REMANIEMENT.UN POUVOIR MACRONISTE RABOUGRI (MAUD VERGNOL)
En nommant une députée
LaREM issue de la droite et deux de ses conseillers à l’Élysée, le président
confirme son isolement et le rétrécissement politique de sa majorité.
Le signal est terrible. Alors qu’Emmanuel Macron peine à faire atterrir le
grand débat, le casting du remaniement laisse peu de doute sur l’isolement
politique du chef de l’État, qui cherche à resserrer les rangs autour de lui.
Ce sont ainsi deux conseillers de l’Élysée, Sibeth Ndiaye, 39 ans,
actuelle conseillère presse et communication du chef de l’État, et son
conseiller économique de 37 ans, Cédric O, qui ont pris hier leurs fonctions de
secrétaires d’État, la première comme porte-parole du gouvernement, le second
au Numérique.
Tous deux font partie du club des orphelins de DSK, qui après la
chute du patron du FMI, ont participé dès fin 2015 à la création du phénomène
Macron, bien avant que celui-ci n’affiche publiquement ses ambitions
présidentielles.

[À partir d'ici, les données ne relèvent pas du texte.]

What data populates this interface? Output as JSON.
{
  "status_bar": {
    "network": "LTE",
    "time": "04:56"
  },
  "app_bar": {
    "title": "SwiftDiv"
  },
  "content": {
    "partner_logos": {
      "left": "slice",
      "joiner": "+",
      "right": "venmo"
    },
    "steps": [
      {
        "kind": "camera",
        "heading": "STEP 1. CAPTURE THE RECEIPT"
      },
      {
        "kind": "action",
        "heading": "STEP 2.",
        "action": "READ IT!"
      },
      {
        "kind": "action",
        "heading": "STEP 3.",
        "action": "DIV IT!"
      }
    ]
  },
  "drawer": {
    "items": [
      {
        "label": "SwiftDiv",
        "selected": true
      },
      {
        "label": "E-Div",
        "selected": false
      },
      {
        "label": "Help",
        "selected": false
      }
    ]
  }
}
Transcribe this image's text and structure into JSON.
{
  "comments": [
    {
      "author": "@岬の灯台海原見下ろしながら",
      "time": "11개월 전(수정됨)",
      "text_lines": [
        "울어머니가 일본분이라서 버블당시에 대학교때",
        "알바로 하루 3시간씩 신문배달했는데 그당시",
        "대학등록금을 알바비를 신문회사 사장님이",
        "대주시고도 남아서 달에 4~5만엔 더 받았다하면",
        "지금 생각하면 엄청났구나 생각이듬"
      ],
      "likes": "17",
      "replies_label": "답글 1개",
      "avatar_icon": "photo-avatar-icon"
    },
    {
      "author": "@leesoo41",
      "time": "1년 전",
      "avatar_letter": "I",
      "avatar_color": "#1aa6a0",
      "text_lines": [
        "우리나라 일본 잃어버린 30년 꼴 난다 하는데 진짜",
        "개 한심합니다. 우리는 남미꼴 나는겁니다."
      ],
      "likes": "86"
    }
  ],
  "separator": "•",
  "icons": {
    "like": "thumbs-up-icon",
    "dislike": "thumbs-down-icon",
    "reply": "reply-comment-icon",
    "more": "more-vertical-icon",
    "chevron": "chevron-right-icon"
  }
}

Fille d’un ex-député et d’une haute magistrate sénégalais, la
communicante, passée par les rangs de l’Unef puis du PS, n’a pas bonne presse
dans les médias. « Nous (les) appelons quotidiennement quand on a
des divergences d’interprétation », confiait-elle en 2017 à l’Express, affirmant
« a ssumer parfaitement de mentir pour protéger le
président ». Elle s’était également illustrée lors de la
disparition de Simone Veil, le 30 juin 2017. Le Canard enchaîné avait
alors dévoilé le texto que la responsable presse aurait envoyé à un
journaliste : « Yes, la meuf est dead. »
C’est elle
aussi qui avait cru bon de diffuser, en juin 2018, la courte vidéo où
Emmanuel Macron, en pleine préparation du futur « plan pauvreté »,
déplorait que les aides sociales coûtent « un pognon de
dingue ». Un coup de com ravageur pour le président des très très
riches, qui avait pourtant été pensé par le service com de l’Élysée comme un
excellent storytelling... « C’est la technocratie et
l’arrogance au pouvoir. Moi, je suis sidéré qu’on place dans un gouvernement
autant de personnes qui n’ont rien vu de l’état de la France, qui n’ont pas vu
la fracture territoriale, sociale, ces zones rurales et ces quartiers qui se
sentent abandonnés ! » a fustigé hier l’écologiste Yannick
Jadot.
Autre choix qui fait grincer des dents, même au sein de la majorité :
celui d’Amélie de Montchalin, diplômée d’HEC et d’Harvard, soutien d’Alain
Juppé pendant la primaire de la droite en 2017, ultralibérale convaincue, qui
sera donc chargée de l’épineux secrétariat d’État aux Affaires européennes, au
moment où l’UE traverse la pire crise politique de son histoire, avec le risque
imminent d’un Brexit sans accord.
La députée de l’Essonne de 33 ans s’était
fait remarquer au début du quinquennat en prenant en main le vote du premier
budget, défendant avec zèle la suppression de l’ISF, avant de diriger d’une
main de fer les députés de LaREM aux côtés de Gilles Le Gendre. Amélie de
Montchalin n’avait pas non plus ménagé sa peine pour justifier la hausse de la
CSG. Nommer « celle dont le plus grand fait d’armes est la
suppression de l’ISF » constitue « un signal terrible
envoyé à la mobilisation des gilets jaunes », a dénoncé hier la maire
de Lille, Martine Aubry. « J’ai cru que ces nominations étaient
un poisson d’avril », a également réagi Fabien Roussel.
Le
secrétaire national du PCF juge comme une provocation la nomination d’une
députée qui a défendu bec et ongles la suppression de l’ISF « au
moment même où les Français réclament son rétablissement » et regrette
la nomination de conseillers technocratiques « hors sol et coupés
de la réalité ». « Ce remaniement est un
remaniement technique qui met l’église au milieu du village », a tenté
de justifier hier le ministre des Comptes publics, Gérald Darmanin. Reste le
symbole d’un pouvoir hyperconcentré à l’Élysée, où le chef de l’État, fragilisé
par le départ de ses fidèles, apparaît plus isolé que jamais.